Uma fonte de energia é necessária para gelar a água. Talvez a construção de uma hidrelétrica, talvez a tecnologia da energia solar ou eólica, um certo tipo de política energética, uma agenda governamental. Aqui, outros milhares de trabalhadores envolvidos: engenheiros de diversos tipos, advogados, cobradores de impostos, trabalhadores da companhia de energia; e uma classe de políticos: vereadores, deputados, governadores, senadores e até presidentes da república. Da confluência e da disputa entre toda essa gente sai uma fonte de energia.
Para construir uma hidrelétrica, outros milhões de pessoas, além dos trabalhadores da construção, são afetadas diretamente, populações inteiras, cidades inteiras são remanejadas. Mas também a fauna e a flora do entorno do rio a ser contido. Uma operação invasiva e de dimensões profundas é realizada e está por trás do ato, aparentemente singelo, de se beber um copo de água gelada.
A garrafa também mobiliza outras gigantes da indústria, outros incontáveis trabalhadores, milhões de outras relações sociais, inclusive a indústria petrolífera e a ciência mais avançada. Uma simples mudança no formato da garrafa, para economizar plástico e baixar os custos de produção, envolve modelos matemáticos de otimização, a engenharia química e o estudo da resistência de materiais. Muito distante dos reservatórios de água e de quem vai matar a sede, uma frota industrial trama, intervém, media e controla os passos da sede.

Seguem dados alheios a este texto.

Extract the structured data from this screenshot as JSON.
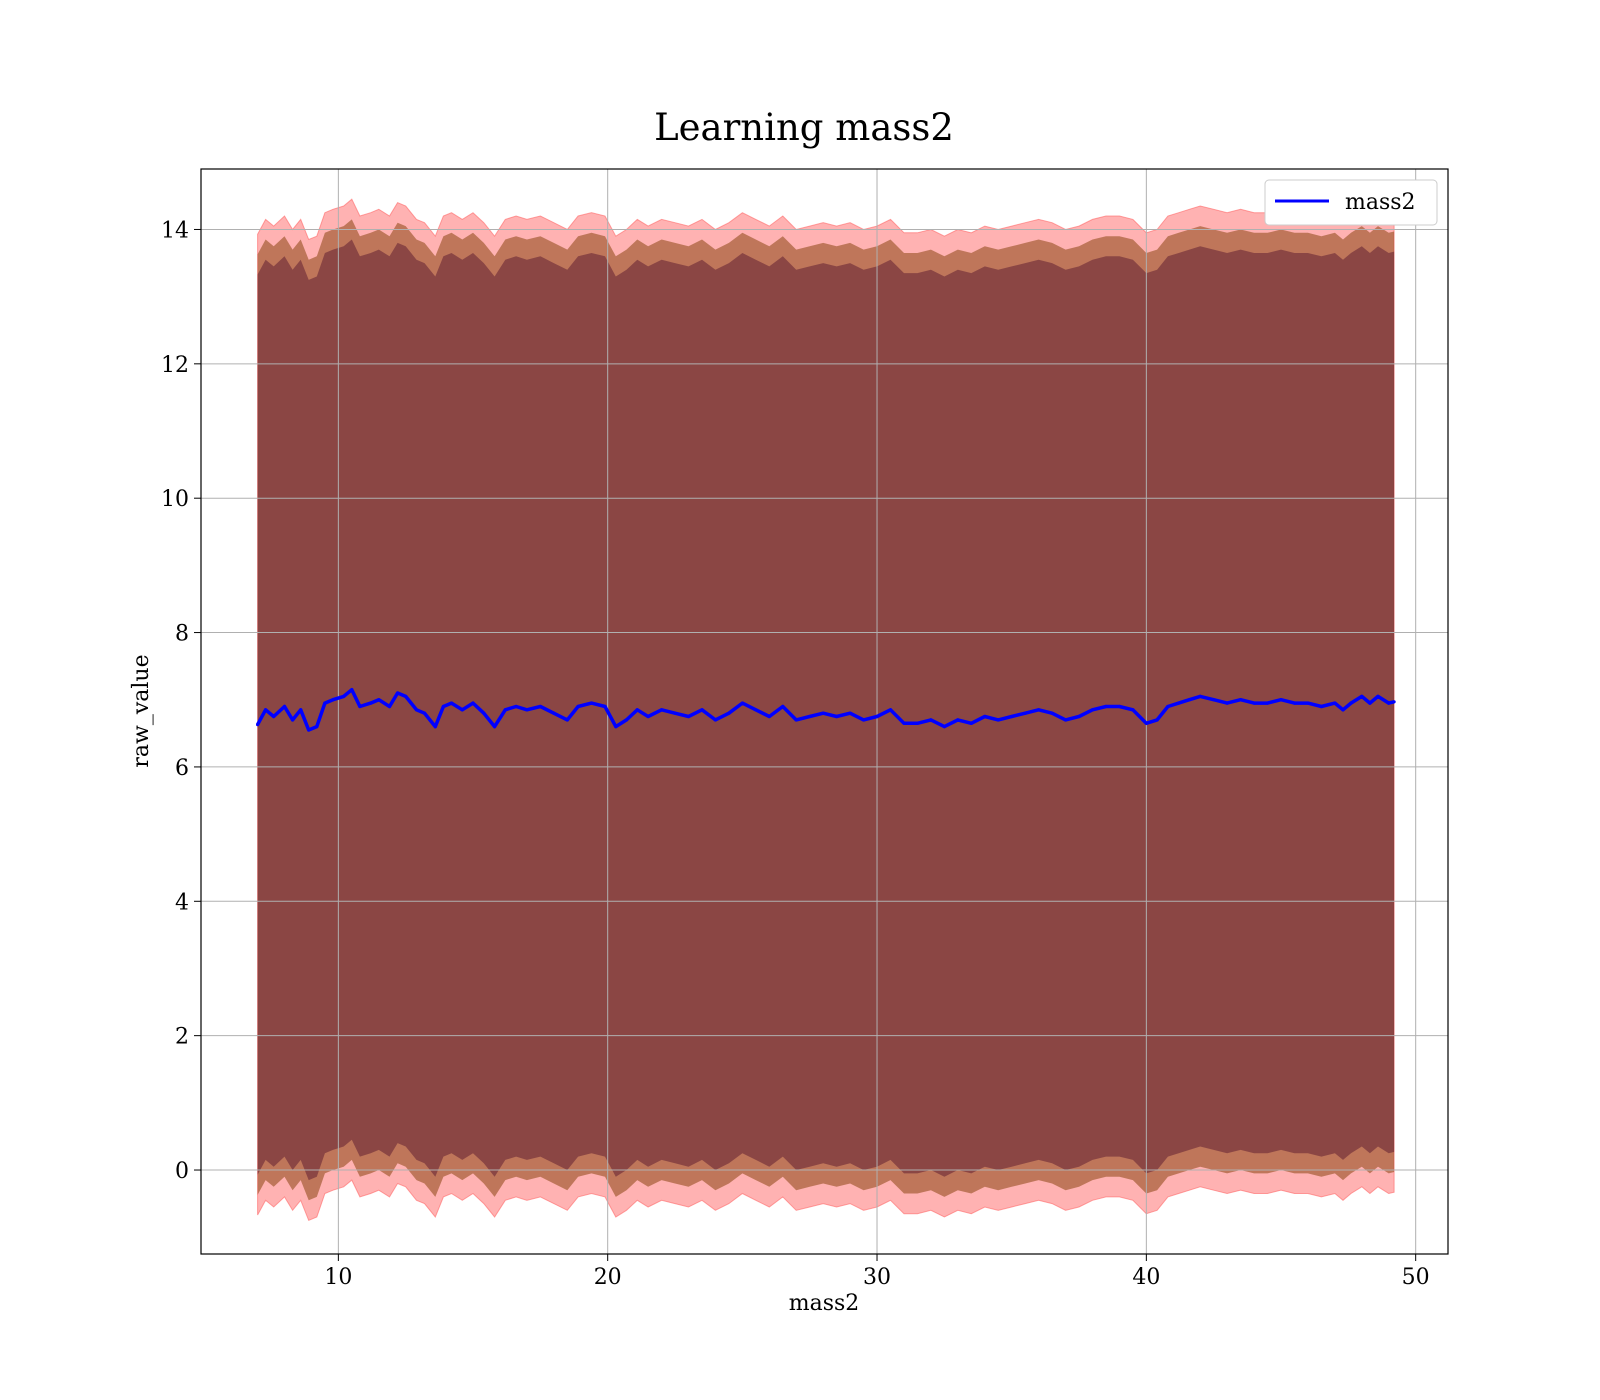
{
  "chart_data": {
    "type": "line",
    "title": "Learning mass2",
    "xlabel": "mass2",
    "ylabel": "raw_value",
    "xlim": [
      4.9,
      51.2
    ],
    "ylim": [
      -1.25,
      14.9
    ],
    "x_ticks": [
      10,
      20,
      30,
      40,
      50
    ],
    "y_ticks": [
      0,
      2,
      4,
      6,
      8,
      10,
      12,
      14
    ],
    "x_tick_labels": [
      "10",
      "20",
      "30",
      "40",
      "50"
    ],
    "y_tick_labels": [
      "0",
      "2",
      "4",
      "6",
      "8",
      "10",
      "12",
      "14"
    ],
    "grid": true,
    "legend": {
      "position": "top-right",
      "entries": [
        "mass2"
      ]
    },
    "colors": {
      "line": "#0000ff",
      "band_outer": "#ff6666",
      "band_mid": "#8b4513",
      "band_inner": "#4b0d2a"
    },
    "bands": {
      "outer_sd_multiple": 7.3,
      "mid_sd_multiple": 7.0,
      "inner_sd_multiple": 6.7
    },
    "series": [
      {
        "name": "mass2",
        "x": [
          7.0,
          7.3,
          7.6,
          8.0,
          8.3,
          8.6,
          8.9,
          9.2,
          9.5,
          9.8,
          10.2,
          10.5,
          10.8,
          11.2,
          11.5,
          11.9,
          12.2,
          12.5,
          12.9,
          13.2,
          13.6,
          13.9,
          14.2,
          14.6,
          15.0,
          15.4,
          15.8,
          16.2,
          16.6,
          17.0,
          17.5,
          18.0,
          18.5,
          18.9,
          19.4,
          19.9,
          20.3,
          20.7,
          21.1,
          21.5,
          22.0,
          22.5,
          23.0,
          23.5,
          24.0,
          24.5,
          25.0,
          25.5,
          26.0,
          26.5,
          27.0,
          27.5,
          28.0,
          28.5,
          29.0,
          29.5,
          30.0,
          30.5,
          31.0,
          31.5,
          32.0,
          32.5,
          33.0,
          33.5,
          34.0,
          34.5,
          35.0,
          35.5,
          36.0,
          36.5,
          37.0,
          37.5,
          38.0,
          38.5,
          39.0,
          39.5,
          40.0,
          40.4,
          40.8,
          41.2,
          41.6,
          42.0,
          42.5,
          43.0,
          43.5,
          44.0,
          44.5,
          45.0,
          45.5,
          46.0,
          46.5,
          47.0,
          47.3,
          47.6,
          48.0,
          48.3,
          48.6,
          49.0,
          49.2
        ],
        "values": [
          6.63,
          6.85,
          6.75,
          6.9,
          6.7,
          6.85,
          6.55,
          6.6,
          6.95,
          7.0,
          7.05,
          7.15,
          6.9,
          6.95,
          7.0,
          6.9,
          7.1,
          7.05,
          6.85,
          6.8,
          6.6,
          6.9,
          6.95,
          6.85,
          6.95,
          6.8,
          6.6,
          6.85,
          6.9,
          6.85,
          6.9,
          6.8,
          6.7,
          6.9,
          6.95,
          6.9,
          6.6,
          6.7,
          6.85,
          6.75,
          6.85,
          6.8,
          6.75,
          6.85,
          6.7,
          6.8,
          6.95,
          6.85,
          6.75,
          6.9,
          6.7,
          6.75,
          6.8,
          6.75,
          6.8,
          6.7,
          6.75,
          6.85,
          6.65,
          6.65,
          6.7,
          6.6,
          6.7,
          6.65,
          6.75,
          6.7,
          6.75,
          6.8,
          6.85,
          6.8,
          6.7,
          6.75,
          6.85,
          6.9,
          6.9,
          6.85,
          6.65,
          6.7,
          6.9,
          6.95,
          7.0,
          7.05,
          7.0,
          6.95,
          7.0,
          6.95,
          6.95,
          7.0,
          6.95,
          6.95,
          6.9,
          6.95,
          6.85,
          6.95,
          7.05,
          6.95,
          7.05,
          6.95,
          6.97
        ]
      }
    ]
  }
}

O copo também tem sua existência e suas mediações. Também é consequência de uma cadeia produtiva. Assim como a garrafa e a geladeira, tem modelo, cor, marca, tamanho, design. E para cada uma dessas coisas, trabalhadores com diversos tipos de habilidades são necessários. Tem copo para adulto e para criança, tem de vidro e tem de plástico. O copo também impõe que a ciência se mexa, que a tecnologia lhe atenda. Também depende das decisões de estado sobre os direitos e as políticas trabalhistas, pois assim como a geladeira e a garrafa, depende do trabalho.
A indústria de água mineral é um capítulo à parte. Retirada de certas propriedades privadas, a água mineral é embalada em garrafões e comercializada. A compra desses garrafões de água, em geral, depende de uma companhia de telefonia ou de uma rede de internet. Novamente, outro sem número de trabalhadores envolvidos, entregadores por aplicativos, com tecnologia de ponta nas mãos e submetidos a condições de trabalho precárias.
Beber um copo d’água, hoje em dia, aquece a economia, mexe com o produto interno bruto, agita o mercado financeiro, inflama os especuladores. Beber um simples copo d’água, mesmo no silêncio da noite, mesmo se estando em casa, com as portas trancadas, é um ato que obriga o mundo inteiro a ficar sabendo. Ninguém, hoje em dia, bebe um copo d’água impunemente.
E é um mistério, algo como um feitiço, que toda essa avalanche de gente e de acontecimentos estejam por trás de um simples copo d’água e a gente nem se dê conta. É fascinante, intrigante, o número de funções que um copo d’água cumpre. Matar a sede parece ser apenas o mais aparente, o mais simples de se entender.